Le mostré la sortija con la piedra verde en mi dedo, pero ella movió la cabeza y dijo:
– He acogido a un bandido en mi casa, porque seguramente has matado a Sinuhé cuya vista alegraba mi corazón. Lo has matado y le has robado la sortija que me quité del pulgar para dársela en prenda de amistad. Le has robado incluso su nombre; el Sinuhé que me gustaba no existe ya.
Levantó el brazo para mostrarme su dolor. Entonces mi corazón se llenó de amargura y el dolor invadió mis miembros. Me quité la sortija y se la tendí diciéndole:
– Recobra tu sortija. Voy a marcharme; no quiero ser importuno. Pero ella dijo:
– No te marches. -Puso ligeramente su mano sobre mi hombro como la otra vez y repitió en voz baja-: No te marches.
En aquel instante supe que su seno me quemaría más que el fuego y que no podría ser nunca feliz sin ella. Pero los servidores nos trajeron vino y bebimos para reconfortar nuestros corazones, y jamás vino alguno fue tan delicioso a mi paladar.

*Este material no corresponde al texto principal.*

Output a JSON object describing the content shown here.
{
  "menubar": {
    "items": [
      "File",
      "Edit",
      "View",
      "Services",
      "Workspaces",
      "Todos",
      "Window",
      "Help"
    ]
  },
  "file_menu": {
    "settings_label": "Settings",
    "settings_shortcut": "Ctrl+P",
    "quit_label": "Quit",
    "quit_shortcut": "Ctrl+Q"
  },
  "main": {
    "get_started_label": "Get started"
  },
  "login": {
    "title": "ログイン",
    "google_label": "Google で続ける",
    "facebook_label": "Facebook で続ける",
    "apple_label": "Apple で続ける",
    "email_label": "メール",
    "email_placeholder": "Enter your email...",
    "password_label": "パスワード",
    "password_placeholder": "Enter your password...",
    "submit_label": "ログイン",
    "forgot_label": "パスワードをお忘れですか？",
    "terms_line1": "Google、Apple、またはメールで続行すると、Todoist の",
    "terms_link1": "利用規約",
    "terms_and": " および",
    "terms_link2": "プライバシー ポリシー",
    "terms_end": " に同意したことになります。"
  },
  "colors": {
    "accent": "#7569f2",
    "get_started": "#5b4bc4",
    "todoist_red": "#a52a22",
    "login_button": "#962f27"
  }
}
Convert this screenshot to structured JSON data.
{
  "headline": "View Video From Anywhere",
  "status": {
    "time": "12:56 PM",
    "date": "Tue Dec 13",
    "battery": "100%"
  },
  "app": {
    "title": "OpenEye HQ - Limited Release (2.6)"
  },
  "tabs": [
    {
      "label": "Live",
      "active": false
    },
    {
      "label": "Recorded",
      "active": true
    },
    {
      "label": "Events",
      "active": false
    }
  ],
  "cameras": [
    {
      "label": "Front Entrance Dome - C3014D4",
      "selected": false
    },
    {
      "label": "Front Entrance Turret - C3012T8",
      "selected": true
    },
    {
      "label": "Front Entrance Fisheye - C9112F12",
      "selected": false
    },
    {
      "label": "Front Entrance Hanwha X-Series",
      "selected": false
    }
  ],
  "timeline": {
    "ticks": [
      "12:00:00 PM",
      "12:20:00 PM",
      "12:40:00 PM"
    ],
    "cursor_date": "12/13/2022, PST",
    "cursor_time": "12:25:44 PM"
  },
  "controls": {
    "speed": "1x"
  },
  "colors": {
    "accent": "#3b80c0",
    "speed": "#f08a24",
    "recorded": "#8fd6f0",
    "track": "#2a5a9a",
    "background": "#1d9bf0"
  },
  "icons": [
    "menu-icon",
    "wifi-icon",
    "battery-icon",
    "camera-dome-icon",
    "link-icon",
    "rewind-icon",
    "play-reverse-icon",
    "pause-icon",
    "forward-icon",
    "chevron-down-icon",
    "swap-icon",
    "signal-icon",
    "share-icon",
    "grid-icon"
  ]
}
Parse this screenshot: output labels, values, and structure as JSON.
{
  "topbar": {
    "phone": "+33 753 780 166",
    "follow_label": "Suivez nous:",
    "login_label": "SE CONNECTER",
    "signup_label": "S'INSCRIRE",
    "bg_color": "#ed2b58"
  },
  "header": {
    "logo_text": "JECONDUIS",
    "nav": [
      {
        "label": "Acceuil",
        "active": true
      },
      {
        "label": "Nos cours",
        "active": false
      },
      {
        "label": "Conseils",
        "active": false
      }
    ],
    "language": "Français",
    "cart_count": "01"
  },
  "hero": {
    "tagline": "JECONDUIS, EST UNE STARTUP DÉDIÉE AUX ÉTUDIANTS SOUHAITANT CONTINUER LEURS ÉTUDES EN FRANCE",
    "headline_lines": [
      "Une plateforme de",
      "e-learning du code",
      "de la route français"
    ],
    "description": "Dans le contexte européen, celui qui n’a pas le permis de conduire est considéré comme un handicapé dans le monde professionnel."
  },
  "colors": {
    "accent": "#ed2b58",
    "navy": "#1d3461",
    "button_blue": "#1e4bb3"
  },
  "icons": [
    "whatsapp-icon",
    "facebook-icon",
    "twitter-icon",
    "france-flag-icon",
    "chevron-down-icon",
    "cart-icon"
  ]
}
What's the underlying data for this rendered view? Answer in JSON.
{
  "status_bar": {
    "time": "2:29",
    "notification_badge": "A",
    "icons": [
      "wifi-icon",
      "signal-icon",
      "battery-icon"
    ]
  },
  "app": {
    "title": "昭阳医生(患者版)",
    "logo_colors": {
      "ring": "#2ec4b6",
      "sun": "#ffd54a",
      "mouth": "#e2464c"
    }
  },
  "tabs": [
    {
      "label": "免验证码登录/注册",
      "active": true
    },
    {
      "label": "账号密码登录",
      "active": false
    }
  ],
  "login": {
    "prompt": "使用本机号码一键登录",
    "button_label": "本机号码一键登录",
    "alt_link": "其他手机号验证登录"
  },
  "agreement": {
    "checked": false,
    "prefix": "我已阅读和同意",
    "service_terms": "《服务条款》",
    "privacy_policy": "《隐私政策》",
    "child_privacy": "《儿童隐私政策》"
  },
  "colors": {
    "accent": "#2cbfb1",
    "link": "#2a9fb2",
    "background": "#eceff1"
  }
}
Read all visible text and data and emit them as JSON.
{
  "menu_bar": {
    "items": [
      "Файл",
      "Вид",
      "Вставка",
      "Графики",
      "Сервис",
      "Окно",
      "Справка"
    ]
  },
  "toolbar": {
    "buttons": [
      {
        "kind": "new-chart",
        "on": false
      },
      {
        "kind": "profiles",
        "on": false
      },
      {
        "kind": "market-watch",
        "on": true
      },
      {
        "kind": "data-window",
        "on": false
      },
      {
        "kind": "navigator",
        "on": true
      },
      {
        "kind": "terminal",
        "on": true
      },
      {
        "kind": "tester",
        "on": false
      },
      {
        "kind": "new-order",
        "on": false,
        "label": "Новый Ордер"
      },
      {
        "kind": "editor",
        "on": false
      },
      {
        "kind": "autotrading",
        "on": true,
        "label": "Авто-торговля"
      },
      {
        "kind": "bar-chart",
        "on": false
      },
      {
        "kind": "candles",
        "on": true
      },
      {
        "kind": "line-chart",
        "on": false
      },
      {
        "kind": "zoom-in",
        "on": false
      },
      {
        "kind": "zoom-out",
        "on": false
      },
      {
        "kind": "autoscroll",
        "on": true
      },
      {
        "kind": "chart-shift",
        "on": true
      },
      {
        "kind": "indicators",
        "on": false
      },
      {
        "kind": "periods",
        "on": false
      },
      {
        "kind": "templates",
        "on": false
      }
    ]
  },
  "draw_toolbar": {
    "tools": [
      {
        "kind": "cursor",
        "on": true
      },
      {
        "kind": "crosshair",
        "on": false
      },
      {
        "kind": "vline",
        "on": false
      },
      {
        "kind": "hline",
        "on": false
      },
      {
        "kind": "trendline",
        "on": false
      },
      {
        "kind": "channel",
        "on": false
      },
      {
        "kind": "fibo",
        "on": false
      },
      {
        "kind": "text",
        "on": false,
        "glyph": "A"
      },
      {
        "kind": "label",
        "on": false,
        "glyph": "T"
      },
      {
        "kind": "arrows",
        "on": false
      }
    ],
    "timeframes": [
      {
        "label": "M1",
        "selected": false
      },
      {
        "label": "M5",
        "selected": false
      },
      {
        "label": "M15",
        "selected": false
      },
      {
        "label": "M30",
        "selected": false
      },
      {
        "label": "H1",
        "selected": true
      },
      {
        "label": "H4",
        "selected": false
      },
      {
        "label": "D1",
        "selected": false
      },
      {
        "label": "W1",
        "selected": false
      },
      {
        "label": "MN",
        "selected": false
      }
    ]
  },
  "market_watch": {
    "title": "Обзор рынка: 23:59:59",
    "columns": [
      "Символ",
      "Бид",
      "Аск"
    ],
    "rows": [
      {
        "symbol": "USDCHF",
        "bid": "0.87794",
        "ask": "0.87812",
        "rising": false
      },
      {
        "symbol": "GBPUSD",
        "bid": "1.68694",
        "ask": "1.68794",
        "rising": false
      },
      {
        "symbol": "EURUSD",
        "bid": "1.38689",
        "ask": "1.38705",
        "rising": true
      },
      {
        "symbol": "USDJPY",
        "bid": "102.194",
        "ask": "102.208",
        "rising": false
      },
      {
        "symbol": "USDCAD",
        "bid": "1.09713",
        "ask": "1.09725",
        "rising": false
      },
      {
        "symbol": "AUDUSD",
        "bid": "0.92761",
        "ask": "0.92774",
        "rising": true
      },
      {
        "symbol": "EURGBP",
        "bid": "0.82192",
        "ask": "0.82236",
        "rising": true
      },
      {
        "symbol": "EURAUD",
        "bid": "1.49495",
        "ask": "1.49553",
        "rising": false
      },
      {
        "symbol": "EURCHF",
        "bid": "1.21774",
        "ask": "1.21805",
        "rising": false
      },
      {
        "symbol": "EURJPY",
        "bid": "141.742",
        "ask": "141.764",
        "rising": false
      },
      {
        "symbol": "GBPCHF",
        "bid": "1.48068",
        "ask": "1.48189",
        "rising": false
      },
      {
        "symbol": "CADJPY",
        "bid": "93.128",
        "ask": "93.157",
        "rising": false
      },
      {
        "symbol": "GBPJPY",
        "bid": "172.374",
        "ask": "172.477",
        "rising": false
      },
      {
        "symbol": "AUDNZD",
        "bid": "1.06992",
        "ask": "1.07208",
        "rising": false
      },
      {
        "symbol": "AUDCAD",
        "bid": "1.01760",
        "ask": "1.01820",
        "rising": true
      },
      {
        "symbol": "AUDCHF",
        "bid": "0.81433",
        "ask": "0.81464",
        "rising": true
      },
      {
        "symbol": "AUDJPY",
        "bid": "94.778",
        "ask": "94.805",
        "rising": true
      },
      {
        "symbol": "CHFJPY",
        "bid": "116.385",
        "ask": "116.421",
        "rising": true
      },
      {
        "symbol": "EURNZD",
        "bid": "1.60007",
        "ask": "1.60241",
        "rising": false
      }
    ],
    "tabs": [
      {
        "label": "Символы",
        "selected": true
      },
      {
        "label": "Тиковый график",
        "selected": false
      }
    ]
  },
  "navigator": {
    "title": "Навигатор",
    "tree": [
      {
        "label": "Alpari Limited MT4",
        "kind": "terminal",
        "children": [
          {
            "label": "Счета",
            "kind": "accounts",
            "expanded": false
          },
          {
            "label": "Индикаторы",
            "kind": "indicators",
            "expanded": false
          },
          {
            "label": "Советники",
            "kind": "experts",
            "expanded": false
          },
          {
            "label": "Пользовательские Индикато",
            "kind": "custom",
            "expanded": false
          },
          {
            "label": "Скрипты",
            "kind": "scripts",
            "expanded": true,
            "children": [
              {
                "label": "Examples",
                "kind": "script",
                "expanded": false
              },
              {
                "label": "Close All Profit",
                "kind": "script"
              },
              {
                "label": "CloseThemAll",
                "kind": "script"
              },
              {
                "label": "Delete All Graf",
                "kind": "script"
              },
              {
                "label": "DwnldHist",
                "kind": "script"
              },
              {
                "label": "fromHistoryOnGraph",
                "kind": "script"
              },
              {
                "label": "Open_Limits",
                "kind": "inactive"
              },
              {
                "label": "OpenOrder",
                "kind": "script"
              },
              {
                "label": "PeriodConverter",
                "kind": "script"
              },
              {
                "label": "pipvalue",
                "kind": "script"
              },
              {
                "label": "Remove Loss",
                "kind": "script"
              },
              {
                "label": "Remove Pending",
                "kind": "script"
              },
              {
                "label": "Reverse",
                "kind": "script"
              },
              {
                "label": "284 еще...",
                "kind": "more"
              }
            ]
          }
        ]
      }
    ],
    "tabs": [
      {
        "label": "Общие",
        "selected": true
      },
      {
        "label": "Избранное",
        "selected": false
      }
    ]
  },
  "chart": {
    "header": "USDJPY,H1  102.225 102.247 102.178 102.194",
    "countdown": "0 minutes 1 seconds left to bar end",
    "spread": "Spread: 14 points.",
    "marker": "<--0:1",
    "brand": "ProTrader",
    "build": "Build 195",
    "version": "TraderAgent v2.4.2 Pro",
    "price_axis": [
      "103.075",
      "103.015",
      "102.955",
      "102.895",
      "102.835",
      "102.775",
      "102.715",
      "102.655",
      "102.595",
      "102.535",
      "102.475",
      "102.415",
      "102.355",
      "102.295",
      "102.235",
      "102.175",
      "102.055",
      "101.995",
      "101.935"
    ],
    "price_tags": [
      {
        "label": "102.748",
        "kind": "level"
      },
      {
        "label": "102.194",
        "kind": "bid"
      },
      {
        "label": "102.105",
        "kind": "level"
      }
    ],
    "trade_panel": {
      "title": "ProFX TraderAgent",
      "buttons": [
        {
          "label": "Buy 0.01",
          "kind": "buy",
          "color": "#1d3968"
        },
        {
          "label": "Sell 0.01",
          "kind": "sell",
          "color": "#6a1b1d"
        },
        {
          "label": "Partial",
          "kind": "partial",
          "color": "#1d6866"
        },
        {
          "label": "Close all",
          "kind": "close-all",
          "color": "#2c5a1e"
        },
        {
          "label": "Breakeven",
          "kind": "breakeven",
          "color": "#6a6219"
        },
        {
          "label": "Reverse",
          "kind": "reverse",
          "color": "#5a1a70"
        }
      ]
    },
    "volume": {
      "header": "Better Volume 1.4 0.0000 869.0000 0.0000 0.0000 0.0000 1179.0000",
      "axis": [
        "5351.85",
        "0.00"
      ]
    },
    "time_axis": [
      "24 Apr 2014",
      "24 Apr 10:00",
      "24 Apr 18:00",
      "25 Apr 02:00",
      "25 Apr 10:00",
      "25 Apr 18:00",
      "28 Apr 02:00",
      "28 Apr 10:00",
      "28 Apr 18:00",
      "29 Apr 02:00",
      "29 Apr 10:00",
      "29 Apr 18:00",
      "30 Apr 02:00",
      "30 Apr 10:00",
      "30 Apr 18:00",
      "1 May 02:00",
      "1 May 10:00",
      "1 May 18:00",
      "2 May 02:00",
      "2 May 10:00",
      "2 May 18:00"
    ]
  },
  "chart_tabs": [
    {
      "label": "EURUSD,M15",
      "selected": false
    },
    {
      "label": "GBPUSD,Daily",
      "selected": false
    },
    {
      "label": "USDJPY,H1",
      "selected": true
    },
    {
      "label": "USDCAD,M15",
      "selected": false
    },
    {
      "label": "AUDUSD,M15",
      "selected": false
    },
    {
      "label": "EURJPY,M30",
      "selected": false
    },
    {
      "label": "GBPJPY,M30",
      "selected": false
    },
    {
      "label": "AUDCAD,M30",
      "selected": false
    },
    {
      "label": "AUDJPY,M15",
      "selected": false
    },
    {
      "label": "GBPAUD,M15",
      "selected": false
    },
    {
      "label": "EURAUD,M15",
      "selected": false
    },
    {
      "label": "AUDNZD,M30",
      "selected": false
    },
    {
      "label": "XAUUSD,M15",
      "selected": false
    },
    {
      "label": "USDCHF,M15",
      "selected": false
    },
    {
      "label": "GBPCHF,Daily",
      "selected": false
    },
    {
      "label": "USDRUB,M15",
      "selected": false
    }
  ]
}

La mujer que se había sentido indispuesta se enjuagó la boca y volvió a beber. Después se quitó el traje manchado y lo lanzó a lo lejos, y se quitó también la peluca, de manera que estaba desnuda, y apretándose los pechos con las manos mandó a los esclavos que vertiesen vino entre ellos de manera que todos pudiesen beber a gusto. Con el paso vacilante andaba de un lado a otro de la sala, riéndose en voz alta. Era joven, bella y ardiente, y deteniéndose delante de Horemheb le ofreció de beber entre sus pechos. Horemheb se inclinó y bebió, y cuando levantó la cabeza su rostro estaba congestionado; miró a la mujer a los ojos, cogió su cabeza entre sus manos y la besó. Todo el mundo se reía y la mujer también, pero de repente se enojó y pidió ropas limpias. Los servidores la vistieron, se puso la peluca y, sentándose al lado de Horemheb, no bebió más vino. Los músicos sirios seguían tocando; yo sentía en mis miembros y en mi sangre el ardor de Tebas y sabía que había visto el día en declive del mundo; nada me importaba ya con tal de poder sentarme al lado de la hermana de mi corazón y contemplar el verde de sus ojos y el rojo de sus labios.